Elles avaient laissé leurs enfants au Maroc pour aller cueillir les fraises en Espagne : dix saisonnières marocaines affirment à l’AFP avoir enduré des rythmes harassants, des cas de harcèlement sexuel et une tentative de viol, des accusations qui suscitent une vive controverse en Andalousie.
Leurs dénonciations ont été farouchement rejetées au sein de l’importante entreprise Donana 1998 qui les emploie à Almonte dans la province de Huelva (sud), où on les accuse d’avoir “monté” ce scandale pour rester en Espagne.
Cinq ont porté plainte et cinq autres assurent vouloir le faire, réfugiées dans une maison de la province voisine de Malaga, où elles sont invitées à séjourner par le Syndicat andalou des travailleurs (SAT) qui les soutient.
Venues d’Errachidia, de Bouarfa, Berkane, Guercif ou Chefchaouen, ces femmes de 23 à 35 ans au visage triste sont toutes mères de jeunes enfants: une condition imposée à leur recrutement pour qu’elles rentrent au pays à la fin de la saison.

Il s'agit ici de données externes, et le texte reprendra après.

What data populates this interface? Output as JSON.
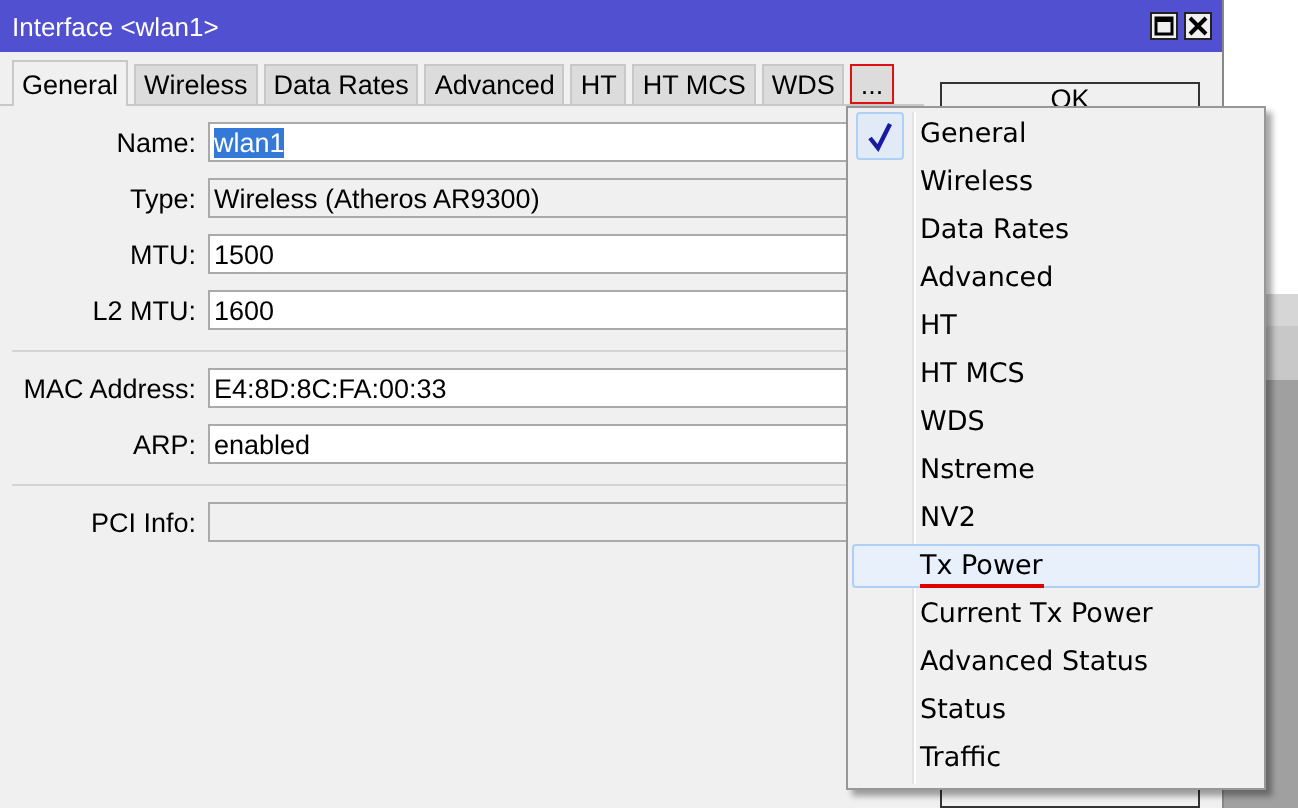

L’une invoque “la pauvreté” qui l’a poussée à partir cueillir les fraises, un mois après avoir accouché de son dernier né. Une autre, enceinte de cinq mois à son arrivée fin avril, espérait “payer une opération” à son fils avec l’argent gagné.
Toutes font partie des 16.000 Marocaines venues cueillir les fruits rouges avec un contrat signé au Maroc.
“Mais ce qu’il y a dans le contrat et la réalité, ça n’a rien à voir”, soutient anonymement Layla, 31 ans (les prénoms ont été modifiés).
– ‘Personne ne nous défendait comme femmes’ –
La plus âgée, Adiba, 35 ans, explique que “le travail était très dur à cause du rythme”.
“Le contrat prévoyait six heures et demie de travail par jour, payées 39 à 40 euros, avec un jour de repos par semaine. Mais on nous a dit que c’était la deuxième récolte et qu’on serait payées au rendement: 75 centimes d’euro la cagette de 5 kilos”.
“Tu devais cueillir les fraises très, très vite, sinon ils te sanctionnaient en te privant de travail plusieurs jours”, dit-elle, regrettant de n’avoir travaillé “que 23 jours”, après s’être endettée pour payer passeport, visa et démarches pour décrocher le contrat de trois mois.
La fourniture d’un logement gratuit était prévue “mais on dormait à six dans un des préfabriqués” très rudimentaires, installés près des serres, dit Adiba, et “on nous retirait trois euros par jour” pour cela.
Charifa, 23 ans, éclate soudain en sanglots quand elle dit: “personne ne nous défendait en tant que femmes”, en assurant que le chef “proposait 50 euros pour des relations” (sexuelles).
Le silence se fait quand Fadila, 29 ans, raconte le jour où elle a cru pouvoir accepter que “le chef” la transporte en voiture: “j’ai dû lutter avec lui sur le siège avant, il m’a étreinte et embrassée de force, m’a touché les seins et…”, dit-elle, sans poursuivre.
Alors que les victimes d’abus sexuels peuvent être l’objet d’ostracisme au Maroc, une femme divorcée murmure, très angoissée: “Je peux tout oublier, tout surmonter, mais pas que mon mari me reprenne la garde des enfants.”
“Nous voulons la justice, que les autorités du Maroc n’envoient plus de femmes ici dans ces conditions, et pouvoir rentrer la tête haute”, conclut Houda, 33 ans.
Sous contrat avec la même entreprise, une autre saisonnière marocaine a rédigé un texte démentant catégoriquement les accusations pesant sur la société qui emploie des centaines de Marocaines chaque année.
Signée par 131 compatriotes, cette contre-plainte a été enregistrée au commissariat.
Dans une interview à la radio, l’un des dirigeants de Donana 1998, Manuel Matos, a accusé le syndicat SAT d’avoir manipulé ces femmes pour raisons politiques en leur “promettant des papiers” en échange de “mensonges”.
L’entreprise n’a pas souhaité répondre aux questions de l’AFP, un représentant assurant par téléphone que “tout y est absolument conforme aux normes”.